Selbst wer eine solche Wohnung hat, kann keinen Tag mehr sicher sein, dass seine Mietwohnung nicht morgen in die Hände von Geschäftsleuten fällt, die mehr aus ihr herausholen wollen.

Das viel grundsätzlichere Problem ist, dass Wohnliegenschaften in der Marktwirtschaft der Erwirtschaftung von Rendite dienen. Die Apartmentfirmen haben lediglich einen Dreh gefunden, um diese Rendite noch zu steigern. Einige von ihnen erleichtern zudem Liegenschaftenbesitzern das Leben, indem sie ganze Häuser zum Fixpreis mieten und sich um die komplette Verwaltung kümmern. Solange der Markt das Mass aller Dinge ist, werden findige Unternehmer immer Möglichkeiten finden, eine «normale Rendite» mit ein paar Zusatzleistungen noch zu übertreffen.

Das Nachsehen haben diejenigen, die auf Mieten angewiesen sind, die sich auch mit einem Verkäuferinnen- oder Handwerkerlohn bezahlen lassen.

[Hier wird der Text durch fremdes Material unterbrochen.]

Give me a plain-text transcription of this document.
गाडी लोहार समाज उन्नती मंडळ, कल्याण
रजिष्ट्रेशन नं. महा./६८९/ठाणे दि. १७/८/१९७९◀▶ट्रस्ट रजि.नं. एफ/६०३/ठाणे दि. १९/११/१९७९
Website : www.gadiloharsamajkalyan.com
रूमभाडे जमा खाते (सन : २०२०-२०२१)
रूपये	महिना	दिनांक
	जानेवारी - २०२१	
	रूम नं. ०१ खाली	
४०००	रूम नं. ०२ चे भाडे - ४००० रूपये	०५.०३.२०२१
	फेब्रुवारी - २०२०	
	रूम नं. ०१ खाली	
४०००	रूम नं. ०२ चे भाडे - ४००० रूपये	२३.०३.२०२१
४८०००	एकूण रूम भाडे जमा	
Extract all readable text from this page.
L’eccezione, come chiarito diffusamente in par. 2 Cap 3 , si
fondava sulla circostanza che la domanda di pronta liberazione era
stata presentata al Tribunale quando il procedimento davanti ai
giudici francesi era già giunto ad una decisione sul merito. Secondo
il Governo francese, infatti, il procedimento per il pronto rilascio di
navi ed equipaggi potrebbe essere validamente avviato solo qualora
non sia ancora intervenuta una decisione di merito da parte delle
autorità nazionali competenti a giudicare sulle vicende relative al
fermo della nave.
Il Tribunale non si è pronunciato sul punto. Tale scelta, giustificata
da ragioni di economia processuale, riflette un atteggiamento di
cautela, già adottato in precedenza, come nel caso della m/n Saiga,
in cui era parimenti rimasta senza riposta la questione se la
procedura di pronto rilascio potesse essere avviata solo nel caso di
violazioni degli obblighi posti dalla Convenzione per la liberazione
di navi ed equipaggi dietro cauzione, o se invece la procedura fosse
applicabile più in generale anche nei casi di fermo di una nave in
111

Selbst wer eine solche Wohnung hat, kann keinen Tag mehr sicher sein, dass seine Mietwohnung nicht morgen in die Hände von Geschäftsleuten fällt, die mehr aus ihr herausholen wollen.

Die einzigen Wohnungen, in denen sich der Zürcher Mieter vor einer Kündigung noch sicher fühlen kann, sind die der gemeinnützigen Wohnbauträger.

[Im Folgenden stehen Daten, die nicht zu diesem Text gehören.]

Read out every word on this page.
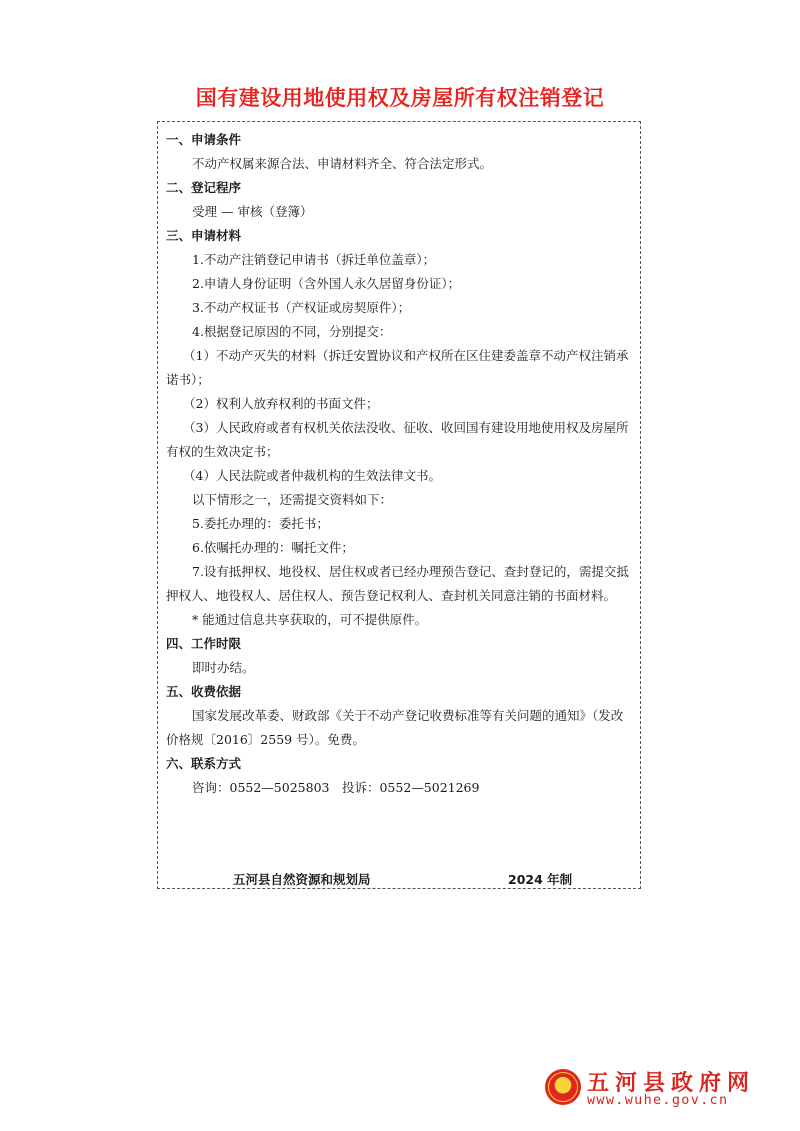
国有建设用地使用权及房屋所有权注销登记
一、申请条件
不动产权属来源合法、申请材料齐全、符合法定形式。
二、登记程序
受理 — 审核（登簿）
三、申请材料
1.不动产注销登记申请书（拆迁单位盖章）；
2.申请人身份证明（含外国人永久居留身份证）；
3.不动产权证书（产权证或房契原件）；
4.根据登记原因的不同，分别提交：
（1）不动产灭失的材料（拆迁安置协议和产权所在区住建委盖章不动产权注销承诺书）；
（2）权利人放弃权利的书面文件；
（3）人民政府或者有权机关依法没收、征收、收回国有建设用地使用权及房屋所有权的生效决定书；
（4）人民法院或者仲裁机构的生效法律文书。
以下情形之一，还需提交资料如下：
5.委托办理的：委托书；
6.依嘱托办理的：嘱托文件；
7.设有抵押权、地役权、居住权或者已经办理预告登记、查封登记的，需提交抵押权人、地役权人、居住权人、预告登记权利人、查封机关同意注销的书面材料。
* 能通过信息共享获取的，可不提供原件。
四、工作时限
即时办结。
五、收费依据
国家发展改革委、财政部《关于不动产登记收费标准等有关问题的通知》（发改价格规〔2016〕2559 号）。免费。
六、联系方式
咨询：0552—5025803　投诉：0552—5021269
五河县自然资源和规划局	2024 年制
五河县政府网
www.wuhe.gov.cn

Viele Menschen leben mit dem unguten Gefühl, dass auch ihnen eines Tages gekündigt werden könnte, weil der Eigentümer mit der Immobilie Grösseres vorhat. Die latente Unsicherheit in Bezug auf ein so elementares Bedürfnis wie Wohnen trägt zu einem Unbehagen bei, das sich von Zeit zu Zeit Luft verschafft. Anders ist es kaum zu erklären, dass sich im Kreis 5 mehr als 7000 Menschen mit dem türkischen Dirok-Market solidarisierten, als Wincasa dem Lebensmittelladen mit dem Rauswurf drohte.

Die einzigen Wohnungen, in denen sich der Zürcher Mieter vor einer Kündigung noch sicher fühlen kann, sind die der gemeinnützigen Wohnbauträger, und zwar sowohl städtische und genossenschaftliche. Diese Tatsache bewog die Zürcher schon vor fünf Jahren, von ihrem Stadtrat die Erhöhung des Anteils der gemeinnützigen Wohnungen an den Mietwohnungen auf ein Drittel zu fordern. Und 66 Prozent der Stimmberechtigten sprachen sich vor einem Jahr für den Bau von 122 städtischen Wohnungen im besonders bedrängten Seefeld aus. Die liberalen politischen Kräfte könnten Sympathien und Stimmen gewinnen, wenn sie sich bei gemeinnützigen Wohnbauprojekten nicht jedes Mal querlegten.